Saturday 10 March 2007 at 7:30pm
Sherborne Abbey
An all Handel programme: Dixit Dominus, Chandos Anthem No. 9, Music for the Royal Fireworks and Water Music suites, with period orchestra.
An all Handel programme featuring some of his most exuberant and colourful works.
Dixit Dominus, a setting of Psalm 110, was written when the composer was only 22 and on his first visit to Rome and was clearly designed to show off his ability to write in the Italian style. For five-part chorus, soloists and strings, the piece is full of vocal acrobatics, bright colour and driving energy. The Chandos Anthems are elaborate Psalm settings written about ten years later, when Handel was firmly settled in England and at the time composer-in-residence to the Earl of Carnarvon, who later became Duke of Chandos.

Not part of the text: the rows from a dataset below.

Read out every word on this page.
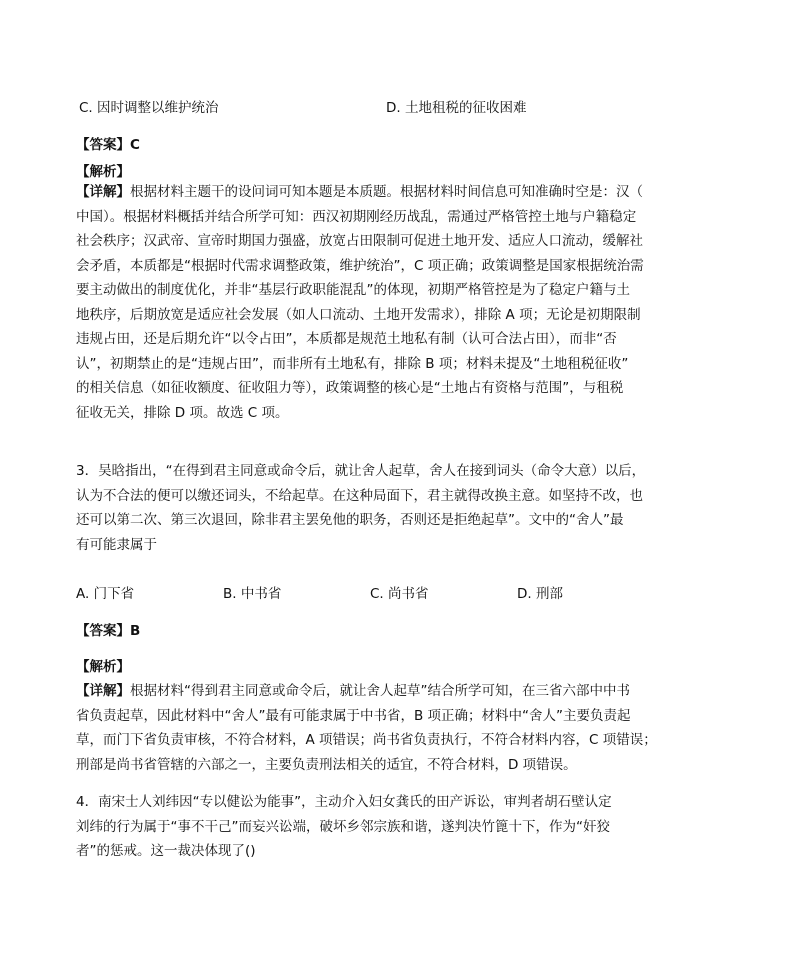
C. 因时调整以维护统治	D. 土地租税的征收困难
【答案】C
【解析】

【详解】根据材料主题干的设问词可知本题是本质题。根据材料时间信息可知准确时空是：汉（

中国）。根据材料概括并结合所学可知：西汉初期刚经历战乱，需通过严格管控土地与户籍稳定

社会秩序；汉武帝、宣帝时期国力强盛，放宽占田限制可促进土地开发、适应人口流动，缓解社

会矛盾，本质都是“根据时代需求调整政策，维护统治”，C 项正确；政策调整是国家根据统治需

要主动做出的制度优化，并非“基层行政职能混乱”的体现，初期严格管控是为了稳定户籍与土

地秩序，后期放宽是适应社会发展（如人口流动、土地开发需求），排除 A 项；无论是初期限制

违规占田，还是后期允许“以令占田”，本质都是规范土地私有制（认可合法占田），而非“否

认”，初期禁止的是“违规占田”，而非所有土地私有，排除 B 项；材料未提及“土地租税征收”

的相关信息（如征收额度、征收阻力等），政策调整的核心是“土地占有资格与范围”，与租税

征收无关，排除 D 项。故选 C 项。

3．吴晗指出，“在得到君主同意或命令后，就让舍人起草，舍人在接到词头（命令大意）以后，

认为不合法的便可以缴还词头，不给起草。在这种局面下，君主就得改换主意。如坚持不改，也

还可以第二次、第三次退回，除非君主罢免他的职务，否则还是拒绝起草”。文中的“舍人”最

有可能隶属于

A. 门下省	B. 中书省	C. 尚书省	D. 刑部
【答案】B
【解析】

【详解】根据材料“得到君主同意或命令后，就让舍人起草”结合所学可知，在三省六部中中书

省负责起草，因此材料中“舍人”最有可能隶属于中书省，B 项正确；材料中“舍人”主要负责起

草，而门下省负责审核，不符合材料，A 项错误；尚书省负责执行，不符合材料内容，C 项错误；

刑部是尚书省管辖的六部之一，主要负责刑法相关的适宜，不符合材料，D 项错误。

4．南宋士人刘纬因“专以健讼为能事”，主动介入妇女龚氏的田产诉讼，审判者胡石壁认定

刘纬的行为属于“事不干己”而妄兴讼端，破坏乡邻宗族和谐，遂判决竹篦十下，作为“奸狡

者”的惩戒。这一裁决体现了()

Baroque trumpets and horns abound in our two orchestral works, the Water Music Suites and Music for the Royal Fireworks, probably Handel’s most well known works for orchestra. The Water Music was written as a surprise for George I to be played at a barge party down the Thames in 1717 – Handel was somewhat out of favour with the King, but the latter was delighted enough with the music to forgive him. The Music for the Royal Fireworks dates from 1749 and was written at the request of George II for a large firework display at Whitehall.